Oliver Burkeman 

Oliver Burkeman: do socks and forks have feelings?

Buying stuff, we’re told, will make us happy – but how happy is our stuff?
  
  

Oliver Burkeman: socks
Illustration: Paul Thurlby for the Guardian Photograph: /Paul Thurlby for the Guardian

Before I tell you about the latest ideas to shake the world of decluttering, let’s pause to contemplate, in horror, the fact that there even is a “world of decluttering”. The greatest trick consumer capitalism ever played was to convince us that buying stuff would make us happy – and then, when it didn’t, that we should buy books on getting rid of it, or storage units to keep it in, so we’d have space for new stuff to replace it. This is a strange situation, so it’s unsurprising that decluttering advice also gets pretty strange. That certainly describes Marie Kondo’s recent book, The Life-Changing Magic Of Tidying. Put it this way: Kondo thinks you should treat your socks like tiny people, and that when they’re in your sock drawer, they’re “essentially on holiday”.

Let me explain. Kondo is a Tokyo-based “cleaning consultant” whose book caused a splash – quickly wiped up, I’m sure – when it reached the UK in spring; now it’s been published in the US. She’s clearly obsessed – she tells of racing home excitedly, as a girl, to clean her room – and the result is a mixture of excellent and dubious advice. I can’t get behind her idea of taking each item you own, asking, “Does this spark joy?” then discarding it if it doesn’t. (The first thing I saw when I looked up just now was a joyless box of paperclips. I need them, though!) But among her wise suggestions is tidying by category rather than location: not the bedroom, then the living room, but clothes, then books, etcetera.

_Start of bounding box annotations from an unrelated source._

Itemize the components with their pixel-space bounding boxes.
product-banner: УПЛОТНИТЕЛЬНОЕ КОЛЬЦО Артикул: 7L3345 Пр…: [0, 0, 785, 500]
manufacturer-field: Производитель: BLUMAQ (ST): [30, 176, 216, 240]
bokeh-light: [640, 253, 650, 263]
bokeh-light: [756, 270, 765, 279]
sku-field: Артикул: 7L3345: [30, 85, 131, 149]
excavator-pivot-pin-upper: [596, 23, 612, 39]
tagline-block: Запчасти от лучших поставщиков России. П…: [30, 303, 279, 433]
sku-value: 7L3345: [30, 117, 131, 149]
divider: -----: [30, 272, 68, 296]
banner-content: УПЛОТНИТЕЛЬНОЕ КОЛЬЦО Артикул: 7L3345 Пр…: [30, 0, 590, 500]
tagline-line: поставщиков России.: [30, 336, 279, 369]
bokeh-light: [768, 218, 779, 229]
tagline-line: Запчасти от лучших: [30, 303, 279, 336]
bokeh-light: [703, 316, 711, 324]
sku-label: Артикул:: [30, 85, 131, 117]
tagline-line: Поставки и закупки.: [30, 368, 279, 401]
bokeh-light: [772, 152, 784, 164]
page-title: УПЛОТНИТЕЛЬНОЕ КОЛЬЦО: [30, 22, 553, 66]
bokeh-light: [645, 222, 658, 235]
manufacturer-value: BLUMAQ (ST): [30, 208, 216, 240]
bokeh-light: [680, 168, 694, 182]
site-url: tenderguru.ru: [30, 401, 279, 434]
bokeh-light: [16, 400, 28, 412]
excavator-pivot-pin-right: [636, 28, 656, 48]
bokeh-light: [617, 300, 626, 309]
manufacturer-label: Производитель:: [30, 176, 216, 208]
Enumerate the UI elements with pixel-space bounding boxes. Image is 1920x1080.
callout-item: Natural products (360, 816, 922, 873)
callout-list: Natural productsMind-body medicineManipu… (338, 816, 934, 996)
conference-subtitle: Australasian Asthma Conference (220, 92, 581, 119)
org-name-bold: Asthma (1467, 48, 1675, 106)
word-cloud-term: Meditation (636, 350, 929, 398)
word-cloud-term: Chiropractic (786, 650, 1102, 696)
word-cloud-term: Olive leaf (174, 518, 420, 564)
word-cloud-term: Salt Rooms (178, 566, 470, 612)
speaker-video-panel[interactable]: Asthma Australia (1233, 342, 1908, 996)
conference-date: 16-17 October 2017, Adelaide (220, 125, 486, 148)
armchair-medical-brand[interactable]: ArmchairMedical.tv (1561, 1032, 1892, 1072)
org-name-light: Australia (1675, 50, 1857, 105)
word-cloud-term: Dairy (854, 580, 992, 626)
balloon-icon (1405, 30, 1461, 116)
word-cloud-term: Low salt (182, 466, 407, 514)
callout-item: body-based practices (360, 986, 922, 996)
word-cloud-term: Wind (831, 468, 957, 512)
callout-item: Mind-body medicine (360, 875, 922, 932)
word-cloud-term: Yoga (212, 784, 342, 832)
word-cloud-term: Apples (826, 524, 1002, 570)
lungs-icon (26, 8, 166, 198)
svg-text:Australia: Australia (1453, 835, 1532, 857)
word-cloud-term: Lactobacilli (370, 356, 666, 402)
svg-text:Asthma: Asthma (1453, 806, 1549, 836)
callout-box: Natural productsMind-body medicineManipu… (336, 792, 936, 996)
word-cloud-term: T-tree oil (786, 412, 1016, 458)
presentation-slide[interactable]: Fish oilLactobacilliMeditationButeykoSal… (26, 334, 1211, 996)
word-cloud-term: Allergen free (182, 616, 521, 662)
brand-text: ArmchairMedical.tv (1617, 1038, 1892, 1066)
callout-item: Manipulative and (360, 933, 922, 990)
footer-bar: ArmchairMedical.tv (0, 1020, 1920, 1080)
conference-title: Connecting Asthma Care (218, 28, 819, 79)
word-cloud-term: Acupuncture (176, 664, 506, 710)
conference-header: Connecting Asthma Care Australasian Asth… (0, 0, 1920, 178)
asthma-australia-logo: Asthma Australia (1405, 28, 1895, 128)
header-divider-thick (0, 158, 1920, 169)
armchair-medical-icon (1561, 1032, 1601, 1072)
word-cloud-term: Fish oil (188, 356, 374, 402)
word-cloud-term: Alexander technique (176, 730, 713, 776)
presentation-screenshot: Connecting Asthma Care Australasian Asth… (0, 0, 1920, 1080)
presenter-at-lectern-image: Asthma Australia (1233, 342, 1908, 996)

Easily the most striking part, though, is her insistence that your belongings have feelings, and deserve to be treated like living things. You get the sense that Kondo is never home alone: her world is full of clothes that are happiest when well-folded, and cutlery that enjoys helping her eat. She’s famous for her method of folding clothes so they stand on end (see more at bit.ly/1zruyeB), partly because she thinks stacking’s unfair on those at the bottom. You should designate a place for each possession, because “have you ever thought what it would be like to have no fixed address?” Caring for objects in this fashion “is the best way to motivate them to support you”. Sure, discard things – but say a proper goodbye first.

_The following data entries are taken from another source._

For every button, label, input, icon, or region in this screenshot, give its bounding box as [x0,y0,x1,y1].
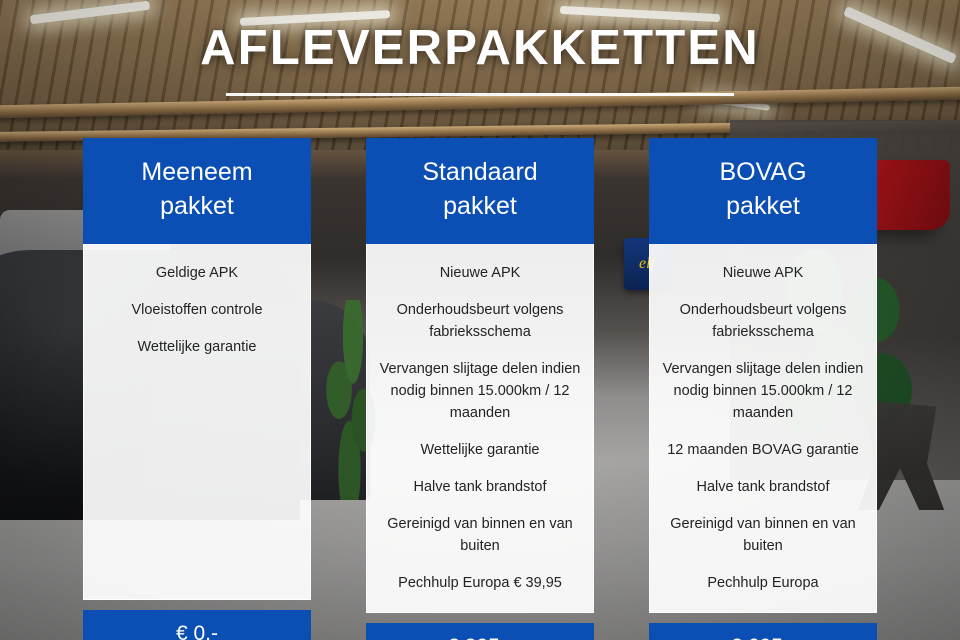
list-item: 12 maanden BOVAG garantie [662,439,864,461]
package-name-line1: BOVAG [659,156,867,190]
package-card-header: Meeneem pakket [83,138,311,244]
package-card-meeneem[interactable]: Meeneem pakket Geldige APK Vloeistoffen … [83,138,311,640]
list-item: Halve tank brandstof [662,476,864,498]
list-item: Pechhulp Europa € 39,95 [379,572,581,594]
package-price: € 0,- [83,610,311,640]
package-name-line2: pakket [93,190,301,224]
promo-banner: elf AFLEVERPAKKETTEN Meeneem pakket Geld… [0,0,960,640]
package-card-standaard[interactable]: Standaard pakket Nieuwe APK Onderhoudsbe… [366,138,594,640]
banner-title-block: AFLEVERPAKKETTEN [0,20,960,96]
package-name-line1: Meeneem [93,156,301,190]
package-name-line1: Standaard [376,156,584,190]
page-title: AFLEVERPAKKETTEN [0,20,960,76]
package-feature-list: Nieuwe APK Onderhoudsbeurt volgens fabri… [366,244,594,613]
package-cards: Meeneem pakket Geldige APK Vloeistoffen … [0,138,960,640]
package-card-header: BOVAG pakket [649,138,877,244]
package-name-line2: pakket [376,190,584,224]
package-card-header: Standaard pakket [366,138,594,244]
list-item: Pechhulp Europa [662,572,864,594]
list-item: Gereinigd van binnen en van buiten [379,513,581,557]
list-item: Vervangen slijtage delen indien nodig bi… [662,358,864,424]
package-card-bovag[interactable]: BOVAG pakket Nieuwe APK Onderhoudsbeurt … [649,138,877,640]
list-item: Wettelijke garantie [96,336,298,358]
list-item: Onderhoudsbeurt volgens fabrieksschema [379,299,581,343]
list-item: Nieuwe APK [379,262,581,284]
list-item: Vloeistoffen controle [96,299,298,321]
list-item: Nieuwe APK [662,262,864,284]
list-item: Geldige APK [96,262,298,284]
list-spacer [96,373,298,581]
list-item: Vervangen slijtage delen indien nodig bi… [379,358,581,424]
list-item: Gereinigd van binnen en van buiten [662,513,864,557]
package-feature-list: Geldige APK Vloeistoffen controle Wettel… [83,244,311,600]
title-divider [226,93,734,96]
package-price: € 695,- [649,623,877,640]
list-item: Wettelijke garantie [379,439,581,461]
list-item: Halve tank brandstof [379,476,581,498]
package-price: € 395,- [366,623,594,640]
package-feature-list: Nieuwe APK Onderhoudsbeurt volgens fabri… [649,244,877,613]
package-name-line2: pakket [659,190,867,224]
list-item: Onderhoudsbeurt volgens fabrieksschema [662,299,864,343]
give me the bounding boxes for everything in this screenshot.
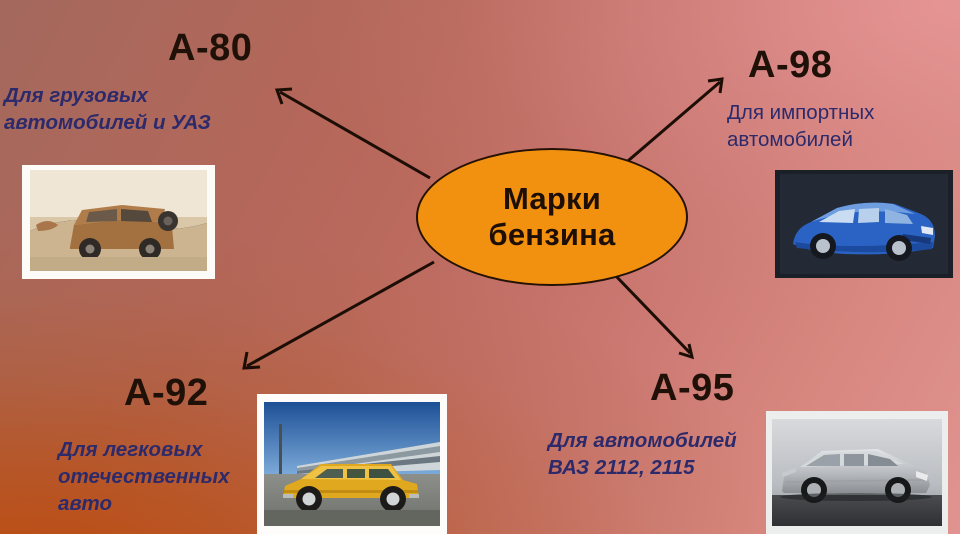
center-node-marki-benzina[interactable]: Марки бензина — [416, 148, 688, 286]
branch-description-a92: Для легковых отечественных авто — [58, 436, 230, 517]
branch-title-a95: А-95 — [650, 367, 734, 410]
branch-description-a80: Для грузовых автомобилей и УАЗ — [4, 82, 211, 136]
center-node-label-line1: Марки — [503, 181, 601, 217]
branch-title-a98: А-98 — [748, 44, 832, 87]
branch-title-a92: А-92 — [124, 372, 208, 415]
arrow-center-to-a80 — [277, 89, 430, 178]
arrow-center-to-a98 — [622, 79, 722, 166]
lada-2102-wagon-photo — [257, 394, 447, 534]
vw-touran-photo — [775, 170, 953, 278]
center-node-label-line2: бензина — [489, 217, 616, 253]
branch-title-a80: А-80 — [168, 27, 252, 70]
slide-canvas: Марки бензина А-80 Для грузовых автомоби… — [0, 0, 960, 534]
branch-description-a95: Для автомобилей ВАЗ 2112, 2115 — [548, 427, 737, 481]
arrow-center-to-a92 — [244, 262, 434, 368]
arrow-center-to-a95 — [614, 274, 692, 357]
lada-2112-photo — [766, 411, 948, 534]
uaz-offroad-photo — [22, 165, 215, 279]
branch-description-a98: Для импортных автомобилей — [727, 99, 874, 153]
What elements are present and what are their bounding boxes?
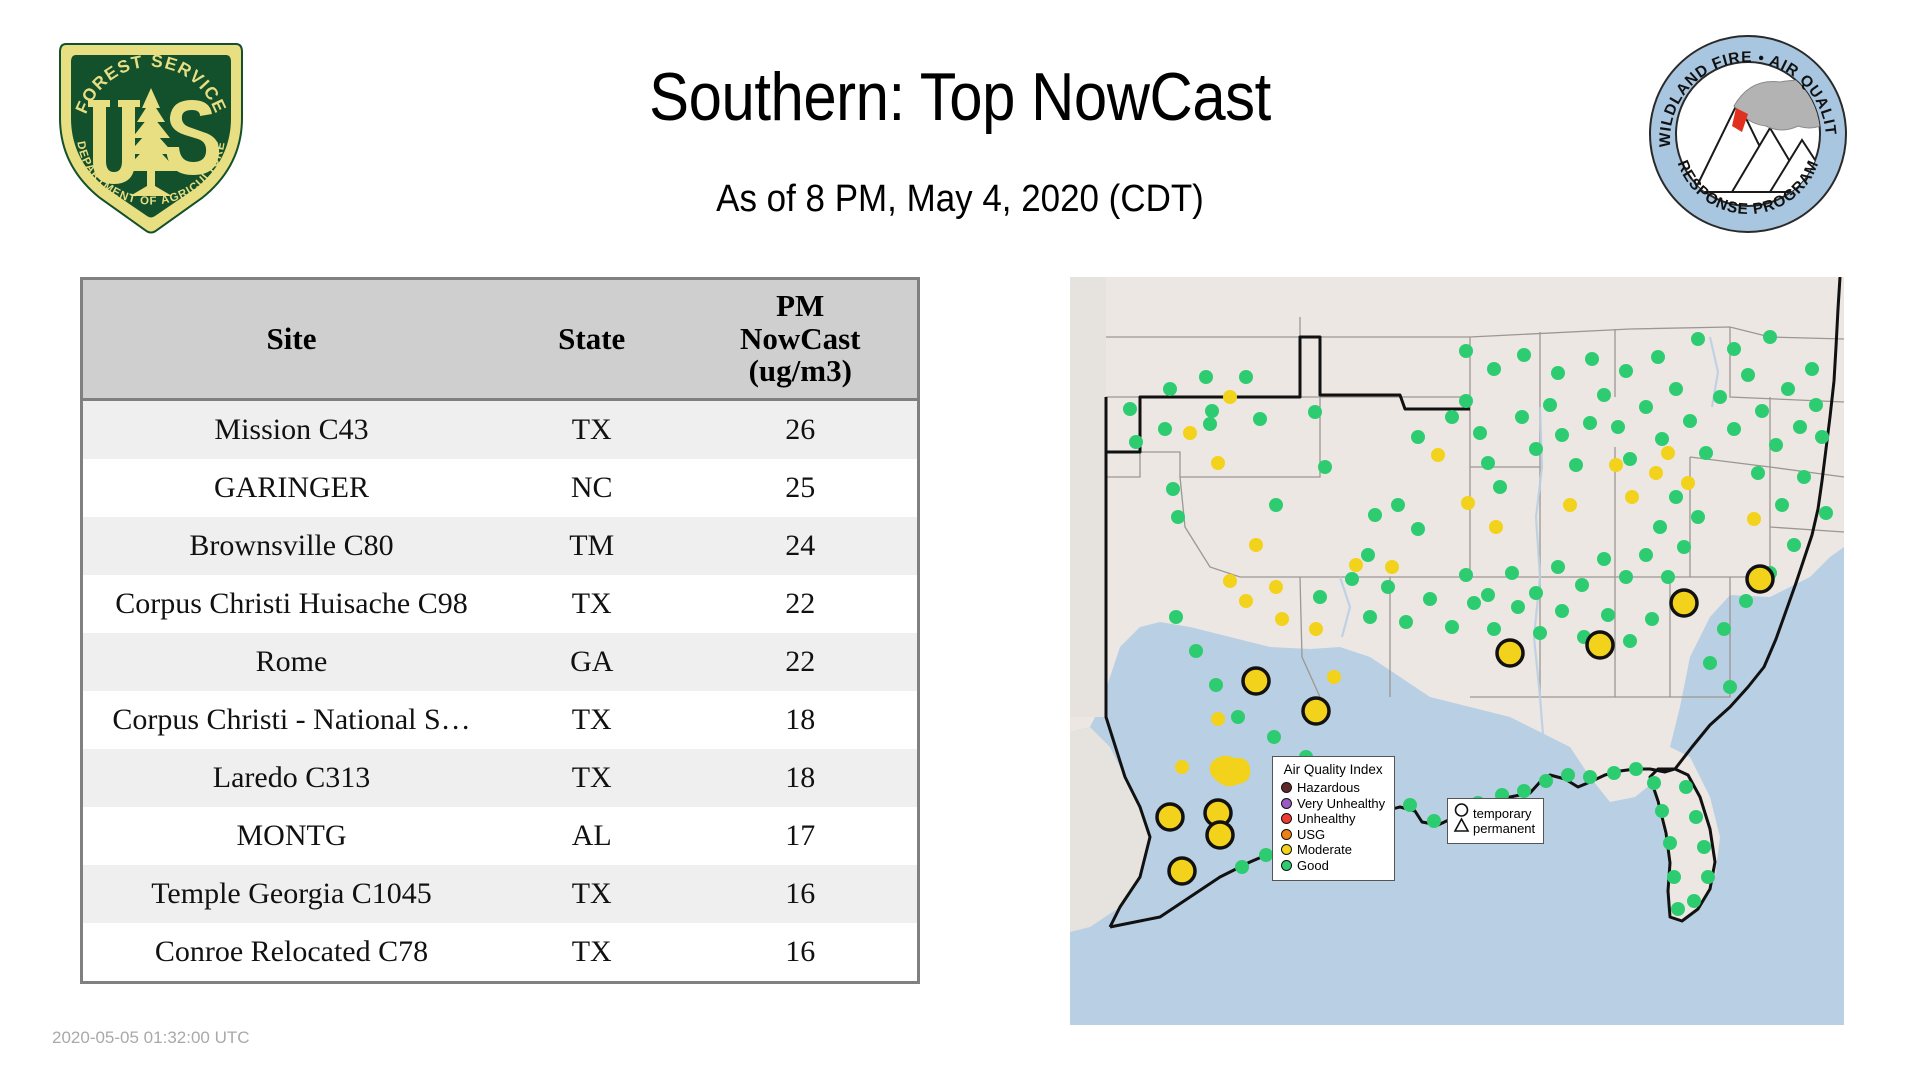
- cell-value: 16: [683, 923, 917, 981]
- permanent-label: permanent: [1473, 821, 1535, 836]
- temporary-label: temporary: [1473, 806, 1535, 821]
- cell-value: 18: [683, 691, 917, 749]
- legend-item-hazardous: Hazardous: [1281, 780, 1385, 796]
- cell-value: 16: [683, 865, 917, 923]
- legend-item-moderate: Moderate: [1281, 842, 1385, 858]
- legend-item-unhealthy: Unhealthy: [1281, 811, 1385, 827]
- legend-label: Very Unhealthy: [1297, 796, 1385, 811]
- shape-legend-labels: temporary permanent: [1473, 806, 1535, 836]
- cell-state: AL: [500, 807, 683, 865]
- cell-state: TX: [500, 865, 683, 923]
- triangle-icon: [1455, 819, 1468, 831]
- cell-state: NC: [500, 459, 683, 517]
- cell-state: TX: [500, 575, 683, 633]
- table-header-row: Site State PM NowCast (ug/m3): [83, 280, 917, 399]
- cell-state: GA: [500, 633, 683, 691]
- table-row: Temple Georgia C1045 TX 16: [83, 865, 917, 923]
- cell-site: MONTG: [83, 807, 500, 865]
- table-row: Laredo C313 TX 18: [83, 749, 917, 807]
- usg-swatch-icon: [1281, 829, 1292, 840]
- cell-site: GARINGER: [83, 459, 500, 517]
- very-unhealthy-swatch-icon: [1281, 798, 1292, 809]
- good-swatch-icon: [1281, 860, 1292, 871]
- cell-site: Mission C43: [83, 399, 500, 459]
- page-subtitle: As of 8 PM, May 4, 2020 (CDT): [77, 178, 1843, 221]
- table-row: MONTG AL 17: [83, 807, 917, 865]
- table-row: Conroe Relocated C78 TX 16: [83, 923, 917, 981]
- cell-value: 24: [683, 517, 917, 575]
- cell-site: Rome: [83, 633, 500, 691]
- air-quality-map[interactable]: [1070, 277, 1844, 1025]
- table-row: Corpus Christi Huisache C98 TX 22: [83, 575, 917, 633]
- pm-nowcast-line-2: NowCast: [687, 323, 913, 356]
- table-row: GARINGER NC 25: [83, 459, 917, 517]
- legend-title: Air Quality Index: [1281, 762, 1385, 777]
- air-quality-index-legend: Air Quality Index Hazardous Very Unhealt…: [1272, 756, 1395, 881]
- circle-icon: [1456, 804, 1468, 816]
- table-row: Mission C43 TX 26: [83, 399, 917, 459]
- pm-nowcast-line-3: (ug/m3): [687, 355, 913, 388]
- cell-site: Temple Georgia C1045: [83, 865, 500, 923]
- legend-label: USG: [1297, 827, 1325, 842]
- shape-legend-icons: [1453, 802, 1470, 839]
- top-nowcast-table: Site State PM NowCast (ug/m3) Mission C4…: [80, 277, 920, 984]
- legend-item-good: Good: [1281, 858, 1385, 874]
- table-row: Corpus Christi - National S… TX 18: [83, 691, 917, 749]
- cell-site: Corpus Christi Huisache C98: [83, 575, 500, 633]
- pm-nowcast-line-1: PM: [687, 290, 913, 323]
- cell-state: TX: [500, 399, 683, 459]
- legend-label: Hazardous: [1297, 780, 1360, 795]
- legend-item-very-unhealthy: Very Unhealthy: [1281, 796, 1385, 812]
- cell-site: Laredo C313: [83, 749, 500, 807]
- unhealthy-swatch-icon: [1281, 813, 1292, 824]
- table-row: Rome GA 22: [83, 633, 917, 691]
- table-body: Mission C43 TX 26 GARINGER NC 25 Brownsv…: [83, 399, 917, 981]
- cell-value: 26: [683, 399, 917, 459]
- cell-value: 18: [683, 749, 917, 807]
- legend-label: Good: [1297, 858, 1329, 873]
- cell-site: Conroe Relocated C78: [83, 923, 500, 981]
- cell-site: Corpus Christi - National S…: [83, 691, 500, 749]
- column-header-state: State: [500, 280, 683, 399]
- table-row: Brownsville C80 TM 24: [83, 517, 917, 575]
- cell-value: 22: [683, 633, 917, 691]
- column-header-site: Site: [83, 280, 500, 399]
- legend-item-usg: USG: [1281, 827, 1385, 843]
- cell-state: TM: [500, 517, 683, 575]
- generated-timestamp: 2020-05-05 01:32:00 UTC: [52, 1028, 250, 1048]
- legend-label: Moderate: [1297, 842, 1352, 857]
- cell-state: TX: [500, 923, 683, 981]
- page-title: Southern: Top NowCast: [115, 58, 1805, 136]
- cell-state: TX: [500, 691, 683, 749]
- cell-value: 22: [683, 575, 917, 633]
- column-header-pm-nowcast: PM NowCast (ug/m3): [683, 280, 917, 399]
- monitor-type-legend: temporary permanent: [1447, 798, 1544, 844]
- legend-label: Unhealthy: [1297, 811, 1356, 826]
- hazardous-swatch-icon: [1281, 782, 1292, 793]
- cell-value: 25: [683, 459, 917, 517]
- moderate-swatch-icon: [1281, 844, 1292, 855]
- cell-value: 17: [683, 807, 917, 865]
- cell-site: Brownsville C80: [83, 517, 500, 575]
- cell-state: TX: [500, 749, 683, 807]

Yes, this is absurd. Yet if it’s magical thinking, isn’t it only the same magical thinking that permeates the economy? Countless ads encourage us to see objects and brands as things that might fulfil us in the way relationships with humans can. We scoff at traditional peoples for thinking trees had souls – then yell at the GPS, or tell Siri to schedule a meeting. Hoarding, it’s been argued, can be an attempt to find security in stuff when people can’t find it in other humans. Maybe we should all snap out of treating objects like people. But until then, wouldn’t it be better to do it respectfully, Kondo-style, rather than lusting after things, then kicking them out the moment they fail to thrill? (A person who behaved like that towards other people would be a slimeball.) That’s what I think, anyway. And having consulted them, I’m pleased to report that my socks agree.